Ms Gotfredsen says business leaders and governments need to be at the forefront of shaping Industry 4.0 for the clear disconnect amongst Australian execs to be addressed and reconciled.
“Too often, technology is seen as inaccessible, complex, or expensive, but the reality is that new technologies – such as collaborative robots, or ‘cobots’ – can deliver automation at a fraction of the price of traditional technologies like industrial robotics,” she says.
“There is a clear need for Australian businesses to invest in new technology to better prepare for change and to compete with developing economies that are investing heavily in technology.”
However, Australian executives seem to be gradually warming up to the idea of adopting automation and new technology to grow their businesses.
According to Telsyte’s 2017 ANZ Robotic Process Automation Study, business investment in robotic process automation – which is already sizeable in areas such as manufacturing, insurance, finance, banking and telecoms – is set to increase dramatically in Australia and New Zealand, from $216 million in 2017 to $870 million by 2020.

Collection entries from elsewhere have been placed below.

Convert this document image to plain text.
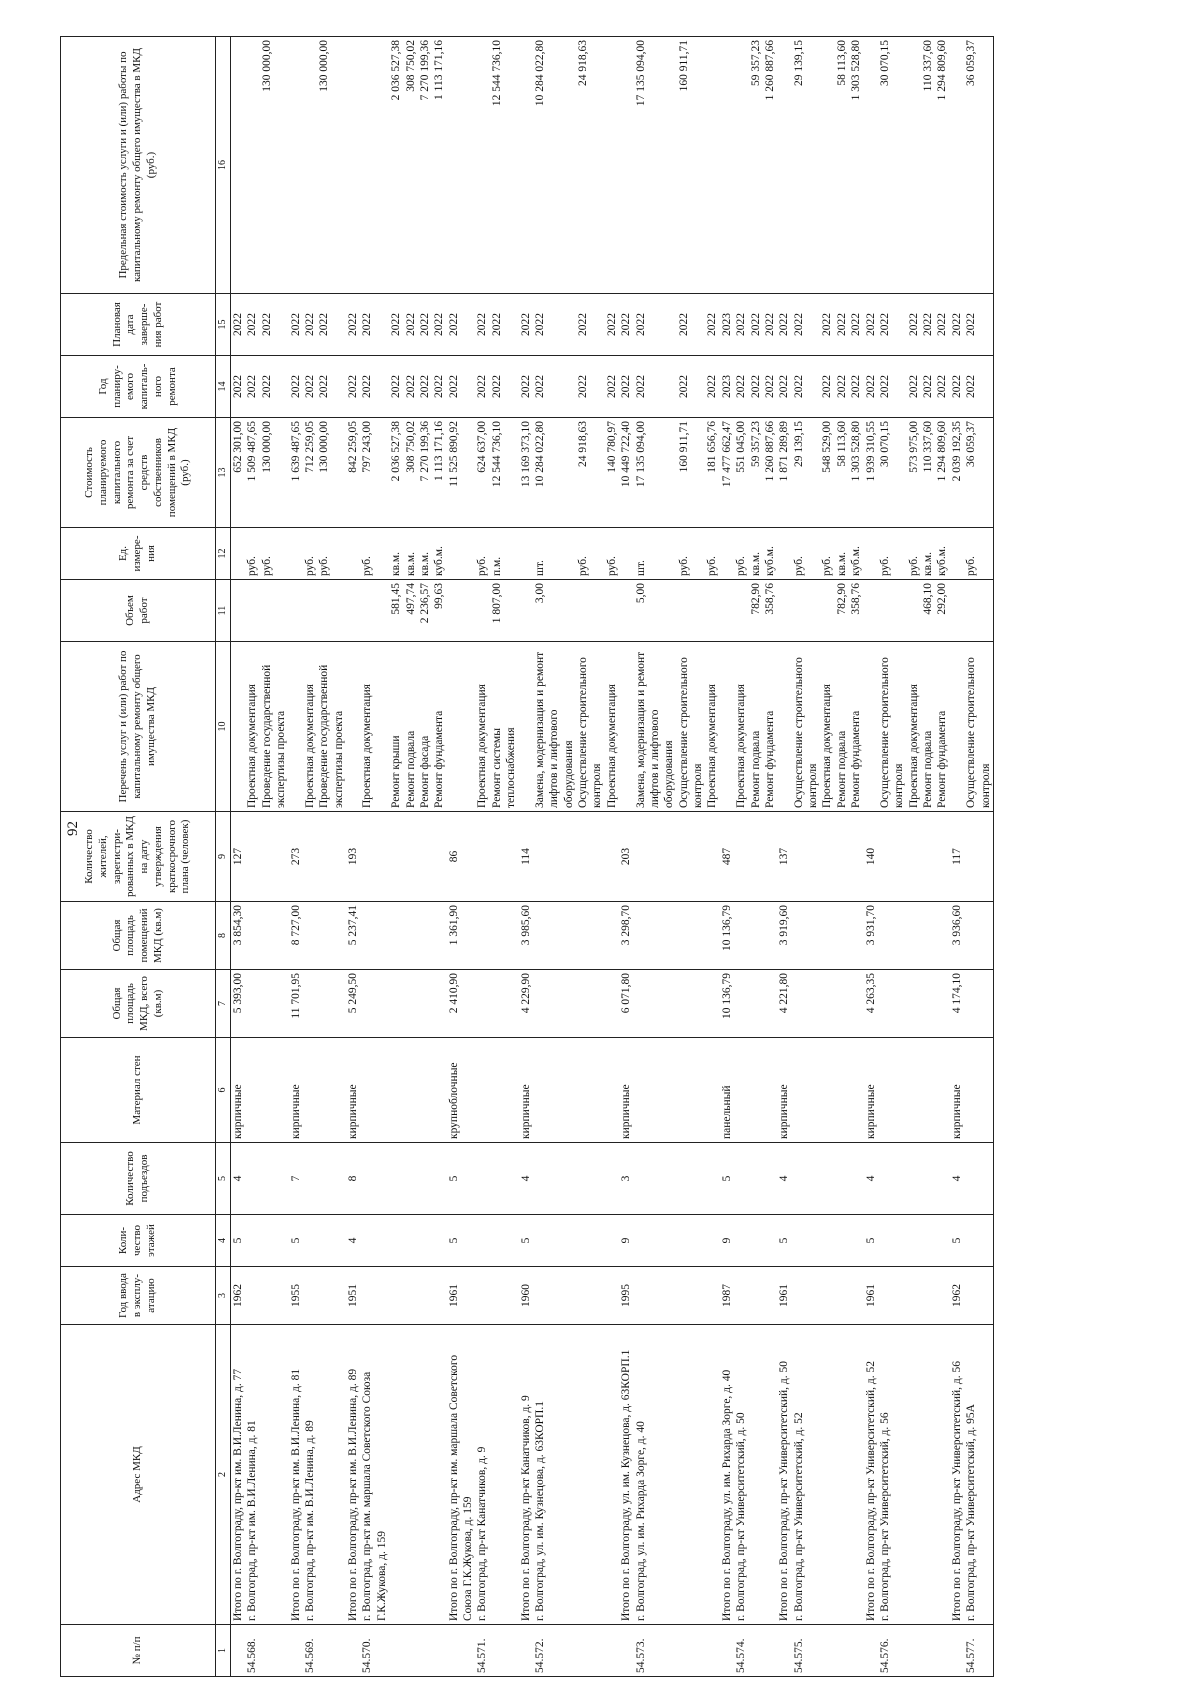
92
№ п/п	Адрес МКД	Год ввода в эксплу-атацию	Коли-чество этажей	Количество подъездов	Материал стен	Общая площадь МКД, всего (кв.м)	Общая площадь помещений МКД (кв.м)	Количество жителей, зарегистри-рованных в МКД на дату утверждения краткосрочного плана (человек)	Перечень услуг и (или) работ по капитальному ремонту общего имущества МКД	Объем работ	Ед. измере-ния	Стоимость планируемого капитального ремонта за счет средств собственников помещений в МКД (руб.)	Год планиру-емого капиталь-ного ремонта	Плановая дата заверше-ния работ	Предельная стоимость услуги и (или) работы по капитальному ремонту общего имущества в МКД (руб.)
1	2	3	4	5	6	7	8	9	10	11	12	13	14	15	16
	Итого по г. Волгограду, пр-кт им. В.И.Ленина, д. 77	1962	5	4	кирпичные	5 393,00	3 854,30	127				652 301,00	2022	2022	
54.568.	г. Волгоград, пр-кт им. В.И.Ленина, д. 81								Проектная документация		руб.	1 509 487,65	2022	2022	
									Проведение государственной экспертизы проекта		руб.	130 000,00	2022	2022	130 000,00
	Итого по г. Волгограду, пр-кт им. В.И.Ленина, д. 81	1955	5	7	кирпичные	11 701,95	8 727,00	273				1 639 487,65	2022	2022	
54.569.	г. Волгоград, пр-кт им. В.И.Ленина, д. 89								Проектная документация		руб.	712 259,05	2022	2022	
									Проведение государственной экспертизы проекта		руб.	130 000,00	2022	2022	130 000,00
	Итого по г. Волгограду, пр-кт им. В.И.Ленина, д. 89	1951	4	8	кирпичные	5 249,50	5 237,41	193				842 259,05	2022	2022	
54.570.	г. Волгоград, пр-кт им. маршала Советского Союза Г.К.Жукова, д. 159								Проектная документация		руб.	797 243,00	2022	2022	
									Ремонт крыши	581,45	кв.м.	2 036 527,38	2022	2022	2 036 527,38
									Ремонт подвала	497,74	кв.м.	308 750,02	2022	2022	308 750,02
									Ремонт фасада	2 236,57	кв.м.	7 270 199,36	2022	2022	7 270 199,36
									Ремонт фундамента	99,63	куб.м.	1 113 171,16	2022	2022	1 113 171,16
	Итого по г. Волгограду, пр-кт им. маршала Советского Союза Г.К.Жукова, д. 159	1961	5	5	крупноблочные	2 410,90	1 361,90	86				11 525 890,92	2022	2022	
54.571.	г. Волгоград, пр-кт Канатчиков, д. 9								Проектная документация		руб.	624 637,00	2022	2022	
									Ремонт системы теплоснабжения	1 807,00	п.м.	12 544 736,10	2022	2022	12 544 736,10
	Итого по г. Волгограду, пр-кт Канатчиков, д. 9	1960	5	4	кирпичные	4 229,90	3 985,60	114				13 169 373,10	2022	2022	
54.572.	г. Волгоград, ул. им. Кузнецова, д. 63КОРП.1								Замена, модернизация и ремонт лифтов и лифтового оборудования	3,00	шт.	10 284 022,80	2022	2022	10 284 022,80
									Осуществление строительного контроля		руб.	24 918,63	2022	2022	24 918,63
									Проектная документация		руб.	140 780,97	2022	2022	
	Итого по г. Волгограду, ул. им. Кузнецова, д. 63КОРП.1	1995	9	3	кирпичные	6 071,80	3 298,70	203				10 449 722,40	2022	2022	
54.573.	г. Волгоград, ул. им. Рихарда Зорге, д. 40								Замена, модернизация и ремонт лифтов и лифтового оборудования	5,00	шт.	17 135 094,00	2022	2022	17 135 094,00
									Осуществление строительного контроля		руб.	160 911,71	2022	2022	160 911,71
									Проектная документация		руб.	181 656,76	2022	2022	
	Итого по г. Волгограду, ул. им. Рихарда Зорге, д. 40	1987	9	5	панельный	10 136,79	10 136,79	487				17 477 662,47	2023	2023	
54.574.	г. Волгоград, пр-кт Университетский, д. 50								Проектная документация		руб.	551 045,00	2022	2022	
									Ремонт подвала	782,90	кв.м.	59 357,23	2022	2022	59 357,23
									Ремонт фундамента	358,76	куб.м.	1 260 887,66	2022	2022	1 260 887,66
	Итого по г. Волгограду, пр-кт Университетский, д. 50	1961	5	4	кирпичные	4 221,80	3 919,60	137				1 871 289,89	2022	2022	
54.575.	г. Волгоград, пр-кт Университетский, д. 52								Осуществление строительного контроля		руб.	29 139,15	2022	2022	29 139,15
									Проектная документация		руб.	548 529,00	2022	2022	
									Ремонт подвала	782,90	кв.м.	58 113,60	2022	2022	58 113,60
									Ремонт фундамента	358,76	куб.м.	1 303 528,80	2022	2022	1 303 528,80
	Итого по г. Волгограду, пр-кт Университетский, д. 52	1961	5	4	кирпичные	4 263,35	3 931,70	140				1 939 310,55	2022	2022	
54.576.	г. Волгоград, пр-кт Университетский, д. 56								Осуществление строительного контроля		руб.	30 070,15	2022	2022	30 070,15
									Проектная документация		руб.	573 975,00	2022	2022	
									Ремонт подвала	468,10	кв.м.	110 337,60	2022	2022	110 337,60
									Ремонт фундамента	292,00	куб.м.	1 294 809,60	2022	2022	1 294 809,60
	Итого по г. Волгограду, пр-кт Университетский, д. 56	1962	5	4	кирпичные	4 174,10	3 936,60	117				2 039 192,35	2022	2022	
54.577.	г. Волгоград, пр-кт Университетский, д. 95А								Осуществление строительного контроля		руб.	36 059,37	2022	2022	36 059,37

Furthermore, data from Universal Robots shows that Australia has seen triple-digit growth in the market for cobots.
“Promisingly, this is being seen in businesses of all sizes, from the likes of global multinationals such as Astra Zeneca, to smaller or family owned manufacturers, like Prysm Industries in Victoria,” Ms Gotfredsen points out.
“Business leaders, boards and owners need to come together to identify areas of weakness – such as the lack of awareness Deloitte’s research revealed – and work to find solutions. The risk, if we fail to do so, is that Australia will face further manufacturing and industrial decline.”